Researchers at the University of Alabama at Birmingham (UAB) say spiritual coping strategies such as finding strength in a higher power or feelings of spiritual punishment are predictors of mental health in youth with chronic conditions, and they recommend clinicians assess spirituality in distressed adolescents.
Nina Reynolds, M.A., a doctoral student at UAB and lead author, said her findings, recently published online in the Journal of Adolescent Health, support an interdisciplinary approach to health care.
“Providers should screen for spiritual distress when there are signs of emotional distress to determine if a patient’s spiritual beliefs are reinforcing their emotional distress,” said Reynolds. “Physicians, psychologists, chaplains and other health-care providers should collaborate to provide care for a patient’s physical, emotional and spiritual health.”
Reynolds and her team studied 128 adolescents, including 82 diagnosed with type 1diabetes and 46 diagnosed with cystic fibrosis. Participants and their caregivers self-reported measures of positive and negative spiritual coping strategies. Answers revealed that positive spiritual coping, such as the use of spiritual beliefs for decision-making or finding strength, was associated with fewer emotional problems, such as depression or anxiety, as well as fewer behavioral problems, such as aggression or hyperactivity.
|Answers revealed that positive spiritual coping, such as the use of spiritual beliefs for decision-making or finding strength, was associated with fewer emotional problems, such as depression or anxiety, as well as fewer behavioral problems, such as aggression or hyperactivity.|
Negative spiritual coping, such as beliefs of spiritual punishment or abandonment, was related to more behavioral problems in both chronic illnesses. Negative spiritual coping was related to more emotional problems only among patients with cystic fibrosis, which may be due to the more progressive, life-threatening nature of the disease.

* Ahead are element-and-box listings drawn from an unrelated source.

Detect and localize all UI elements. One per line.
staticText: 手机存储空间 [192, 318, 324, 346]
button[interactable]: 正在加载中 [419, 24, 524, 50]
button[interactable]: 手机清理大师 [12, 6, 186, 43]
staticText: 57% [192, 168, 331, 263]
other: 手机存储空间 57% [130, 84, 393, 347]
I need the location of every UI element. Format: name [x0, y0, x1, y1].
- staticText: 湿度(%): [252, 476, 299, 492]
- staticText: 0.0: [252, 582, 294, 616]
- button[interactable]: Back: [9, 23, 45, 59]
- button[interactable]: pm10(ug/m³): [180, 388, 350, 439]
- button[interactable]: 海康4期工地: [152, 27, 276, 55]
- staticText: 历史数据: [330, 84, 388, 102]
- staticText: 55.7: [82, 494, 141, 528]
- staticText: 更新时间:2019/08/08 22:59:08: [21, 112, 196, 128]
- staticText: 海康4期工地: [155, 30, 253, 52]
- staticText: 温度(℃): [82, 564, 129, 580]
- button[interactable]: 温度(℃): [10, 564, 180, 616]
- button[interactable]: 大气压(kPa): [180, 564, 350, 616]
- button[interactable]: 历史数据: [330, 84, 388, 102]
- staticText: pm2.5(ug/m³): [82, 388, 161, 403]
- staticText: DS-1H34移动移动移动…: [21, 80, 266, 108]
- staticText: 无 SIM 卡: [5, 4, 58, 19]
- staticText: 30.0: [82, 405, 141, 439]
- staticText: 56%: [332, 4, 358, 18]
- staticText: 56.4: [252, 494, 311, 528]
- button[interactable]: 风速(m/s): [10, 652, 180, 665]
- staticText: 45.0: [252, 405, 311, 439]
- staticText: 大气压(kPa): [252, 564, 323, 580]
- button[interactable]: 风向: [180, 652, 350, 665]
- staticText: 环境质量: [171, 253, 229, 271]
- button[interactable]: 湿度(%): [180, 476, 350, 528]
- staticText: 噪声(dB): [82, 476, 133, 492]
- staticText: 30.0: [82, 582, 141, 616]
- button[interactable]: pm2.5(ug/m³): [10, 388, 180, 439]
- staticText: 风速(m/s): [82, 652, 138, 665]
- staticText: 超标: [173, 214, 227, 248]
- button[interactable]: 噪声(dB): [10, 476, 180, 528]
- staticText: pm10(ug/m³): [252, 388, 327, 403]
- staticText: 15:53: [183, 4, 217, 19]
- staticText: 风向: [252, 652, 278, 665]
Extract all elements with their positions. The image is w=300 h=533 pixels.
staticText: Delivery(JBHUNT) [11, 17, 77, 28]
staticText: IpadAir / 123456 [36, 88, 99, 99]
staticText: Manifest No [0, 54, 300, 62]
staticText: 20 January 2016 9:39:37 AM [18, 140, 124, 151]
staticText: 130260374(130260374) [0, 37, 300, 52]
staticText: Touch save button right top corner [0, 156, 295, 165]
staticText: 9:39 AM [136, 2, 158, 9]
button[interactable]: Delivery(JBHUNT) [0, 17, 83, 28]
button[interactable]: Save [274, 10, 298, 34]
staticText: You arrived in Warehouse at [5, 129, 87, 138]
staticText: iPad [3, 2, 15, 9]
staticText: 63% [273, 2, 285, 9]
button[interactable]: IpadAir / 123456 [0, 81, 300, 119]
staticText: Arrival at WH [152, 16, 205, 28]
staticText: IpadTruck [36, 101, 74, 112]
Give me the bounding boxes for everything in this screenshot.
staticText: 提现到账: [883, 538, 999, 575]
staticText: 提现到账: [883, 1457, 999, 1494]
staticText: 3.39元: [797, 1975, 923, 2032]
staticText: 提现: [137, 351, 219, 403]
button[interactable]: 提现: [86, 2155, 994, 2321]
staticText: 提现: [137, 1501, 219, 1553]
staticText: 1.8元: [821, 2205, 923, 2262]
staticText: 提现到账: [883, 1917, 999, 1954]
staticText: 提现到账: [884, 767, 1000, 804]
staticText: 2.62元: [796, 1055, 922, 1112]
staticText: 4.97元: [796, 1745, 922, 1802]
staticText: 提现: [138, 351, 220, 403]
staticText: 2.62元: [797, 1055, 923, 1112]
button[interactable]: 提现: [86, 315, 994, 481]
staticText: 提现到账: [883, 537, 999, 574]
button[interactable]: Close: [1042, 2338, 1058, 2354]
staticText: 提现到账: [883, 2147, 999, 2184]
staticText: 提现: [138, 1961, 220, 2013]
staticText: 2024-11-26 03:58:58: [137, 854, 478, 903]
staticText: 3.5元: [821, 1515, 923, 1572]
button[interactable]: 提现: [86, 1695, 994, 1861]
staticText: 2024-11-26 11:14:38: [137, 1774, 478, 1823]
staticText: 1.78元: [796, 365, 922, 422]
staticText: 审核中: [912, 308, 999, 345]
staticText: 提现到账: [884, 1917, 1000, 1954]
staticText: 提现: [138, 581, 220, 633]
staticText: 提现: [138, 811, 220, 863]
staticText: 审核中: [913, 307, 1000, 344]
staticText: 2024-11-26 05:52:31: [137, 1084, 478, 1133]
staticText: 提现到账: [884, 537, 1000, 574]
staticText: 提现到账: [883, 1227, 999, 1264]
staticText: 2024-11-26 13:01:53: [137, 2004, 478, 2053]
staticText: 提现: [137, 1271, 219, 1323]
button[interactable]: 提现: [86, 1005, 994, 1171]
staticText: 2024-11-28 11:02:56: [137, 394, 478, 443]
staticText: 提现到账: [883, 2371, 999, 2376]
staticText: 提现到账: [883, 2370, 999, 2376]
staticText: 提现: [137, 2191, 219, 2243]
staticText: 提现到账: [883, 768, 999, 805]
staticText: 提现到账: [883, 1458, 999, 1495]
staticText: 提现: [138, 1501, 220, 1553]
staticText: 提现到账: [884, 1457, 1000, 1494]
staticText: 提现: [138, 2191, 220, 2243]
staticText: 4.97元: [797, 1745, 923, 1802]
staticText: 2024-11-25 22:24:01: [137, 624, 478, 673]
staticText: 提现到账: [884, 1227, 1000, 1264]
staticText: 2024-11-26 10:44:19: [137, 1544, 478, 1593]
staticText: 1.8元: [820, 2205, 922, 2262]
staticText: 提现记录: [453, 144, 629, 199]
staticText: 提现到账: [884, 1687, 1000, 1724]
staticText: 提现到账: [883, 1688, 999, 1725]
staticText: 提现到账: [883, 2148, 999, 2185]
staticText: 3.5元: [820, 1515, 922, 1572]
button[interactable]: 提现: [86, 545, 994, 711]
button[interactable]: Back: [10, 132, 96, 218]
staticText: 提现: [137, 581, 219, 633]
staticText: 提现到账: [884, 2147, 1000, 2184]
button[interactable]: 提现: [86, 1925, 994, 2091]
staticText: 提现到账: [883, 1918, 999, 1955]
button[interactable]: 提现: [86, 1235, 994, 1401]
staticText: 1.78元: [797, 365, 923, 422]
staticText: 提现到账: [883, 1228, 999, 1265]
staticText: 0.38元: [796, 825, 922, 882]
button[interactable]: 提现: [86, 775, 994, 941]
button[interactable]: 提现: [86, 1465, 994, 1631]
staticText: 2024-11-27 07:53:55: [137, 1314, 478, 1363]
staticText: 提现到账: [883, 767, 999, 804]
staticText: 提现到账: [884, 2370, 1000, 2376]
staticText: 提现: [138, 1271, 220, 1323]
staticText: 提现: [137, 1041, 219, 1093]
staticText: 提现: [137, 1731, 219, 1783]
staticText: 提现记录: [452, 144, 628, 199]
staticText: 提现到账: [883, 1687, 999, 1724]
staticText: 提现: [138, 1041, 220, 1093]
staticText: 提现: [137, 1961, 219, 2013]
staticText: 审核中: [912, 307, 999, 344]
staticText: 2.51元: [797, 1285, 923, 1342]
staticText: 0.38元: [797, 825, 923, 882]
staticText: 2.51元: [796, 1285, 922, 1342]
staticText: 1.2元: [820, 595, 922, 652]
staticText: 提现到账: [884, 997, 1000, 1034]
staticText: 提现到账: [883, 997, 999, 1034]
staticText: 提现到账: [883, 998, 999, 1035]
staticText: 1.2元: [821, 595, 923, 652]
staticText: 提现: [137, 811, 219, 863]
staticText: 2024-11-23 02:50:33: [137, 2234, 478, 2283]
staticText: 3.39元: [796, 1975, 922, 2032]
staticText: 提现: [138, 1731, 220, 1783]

UAB Department of Psychology Associate Professor Sylvie Mrug, Ph.D., co-authored the study.
|Nina Reynolds, M.A.|
“We do not believe that patients, or anyone, should be forced to be spiritual or religious, as it is a matter of personal choice,” said Mrug. “However, patients may benefit from opportunities to discuss spiritual concerns, so it would certainly be helpful to include spiritual and psychological aspects in the education and training of health care providers.”
The research was conducted during outpatient medical visits to a children’s hospital in the southeast United States during 2008 and 2009. Results revealed the adolescents were more likely to report using positive spiritual coping strategies compared to negative. Reynolds’ team wondered if the geographic location of the study may also contribute to this finding.
A recent survey by the Pew Forum on Religion & Public Life said the South has more members of evangelical Protestant churches than any other region in the United States by a wide margin, but the forum also says nearly 8 in ten adults in the U.S. identify themselves with some form of Christianity.
Reynolds said the results of her research may not generalize to other geographic regions in the U.S., but she has observed through her clinical work with pediatric patients that existential and spiritual concerns often arise for patients facing serious or life-threatening illness.
“These youth face difficult physical symptoms, complicated medical regimens and social isolation due to hospitalizations that put them at increased risk for depression, anxiety and behavioral problems,” said Reynolds. “Positive spiritual coping may buffer children from these negative outcomes and serve as a unique coping resource that clinicians can assess, particularly during hospitalizations when these patients are more isolated from other resources like friends and family.”
The research was supported in part by grants from the Cystic Fibrosis Foundation and from the Sigma Xi Grants-in-Aid of Research program to the third author, Kimberly Guion, Ph.D., a pediatric psychologist at Oregon Health and Science University, as well as a grant from the National Institutes of Health awarded to Mrug.